Exercise 9: Startup Time — Loading Unused Classes 🔴 ⚡¶

What the code does: Application entry point that imports many classes but only uses a few.

The problem: Importing heavy libraries forces the ClassLoader to load and initialize them at startup.

import java.util.*;
import java.util.stream.*;
import java.util.concurrent.*;
import java.time.*;
import java.time.format.*;
import java.math.*;

public class Main {
    // All these static fields trigger class loading of their types
    static final DateTimeFormatter FORMATTER = DateTimeFormatter.ISO_DATE_TIME;
    static final ExecutorService EXECUTOR = Executors.newFixedThreadPool(4);
    static final BigDecimal TAX_RATE = new BigDecimal("0.21");

    public static void main(String[] args) {
        // Only uses simple arithmetic — doesn't need DateTimeFormatter or ExecutorService
        int result = 42 * 7;
        System.out.println("Result: " + result);

        EXECUTOR.shutdown();  // Must shut down the executor
    }
}

Current benchmark:

Startup time: ~350 ms
Classes loaded: 1,200+

Hint

Defer initialization of unused resources.
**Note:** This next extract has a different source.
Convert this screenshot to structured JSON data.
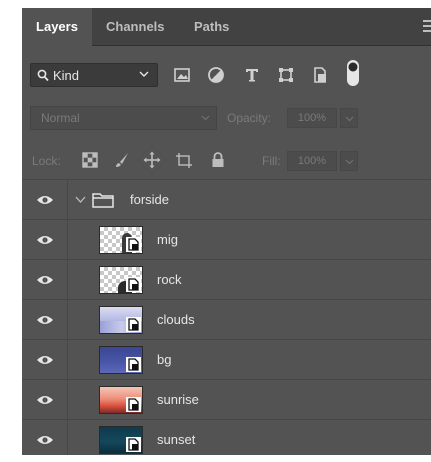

Only load what the current execution path actually needs.

Optimized Code

public class Main {
    // Lazy holders — only loaded when accessed
    private static class FormatterHolder {
        static final java.time.format.DateTimeFormatter INSTANCE =
            java.time.format.DateTimeFormatter.ISO_DATE_TIME;
    }

    private static class ExecutorHolder {
        static final java.util.concurrent.ExecutorService INSTANCE =
            java.util.concurrent.Executors.newFixedThreadPool(4);
    }

    private static class TaxHolder {
        static final java.math.BigDecimal RATE = new java.math.BigDecimal("0.21");
    }

    public static void main(String[] args) {
        // Only simple computation — no heavy classes loaded
        int result = 42 * 7;
        System.out.println("Result: " + result);
        // FormatterHolder, ExecutorHolder, TaxHolder are NEVER loaded
    }
}

**What changed:** - Moved heavy initializations to lazy Holder classes - Used fully qualified names to avoid triggering class loading via imports - Classes are only loaded if their Holder is accessed **Optimized benchmark:**

Startup time: ~120 ms
Classes loaded: 400

**Improvement:** ~3x faster startup, 67% fewer classes loaded

Learn More

**Why this works:** Static fields at the class level trigger class loading and initialization of their types when the enclosing class is loaded. Moving them to inner Holder classes defers loading until first access. **When to apply:** Applications where startup time is critical (serverless, CLI tools, Kubernetes pods with aggressive health check timeouts). **When NOT to apply:** If all resources are always needed, lazy initialization just delays the inevitable. Consider AppCDS or CRaC for startup optimization instead.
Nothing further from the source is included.